Amanda Prorok, University of Pennsylvania
E-Quad, B205
Tuesday, May 10, 2016 - 4:30pm

Nature demonstrates the benefits of biological diversity with ecosystems that are resilient, adaptable, and productive over long time-spans. In robotics research, we are interested in a principled study of diversity with the aim of building on nature's inventions. In this talk, I shed light on the effects and implications of diversity and heterogeneity in multi-robot systems. I begin by displaying empirical results that stem from a collaborative positioning problem. As the need for foundational approaches becomes evident, my focus shifts to the question of how to formalize diversity. I answer this question in the context of heterogeneous robot swarms, with insights that pertain to the particular aspects of performance and security.

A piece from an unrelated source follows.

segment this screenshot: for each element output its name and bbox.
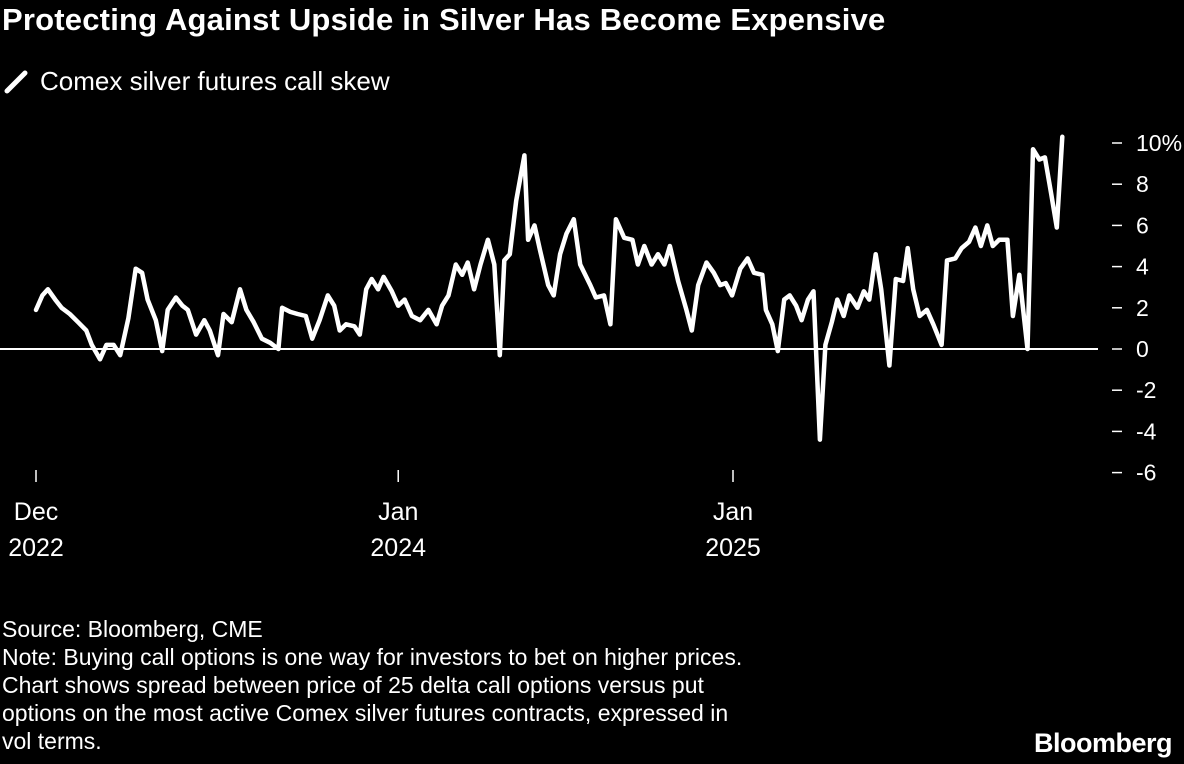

Amanda Prorok is currently a Postdoc in the General Robotics, Automation, Sensing and Perception (GRASP) Laboratory at the University of Pennsylvania, where she works with Prof. Vijay Kumar on heterogeneous robot swarms. She completed her PhD at EPFL, Switzerland, where she addressed the topic of localization with ultra-wideband sensing for large-scale, collaborative systems. Her dissertation was awarded the Asea Brown Boveri (ABB) award for the best thesis at EPFL in the fields of Computer Sciences, Automatics and Telecommunications.  She was selected as an MIT Rising Star in 2015, and won a Best Paper Award at BICT 2015.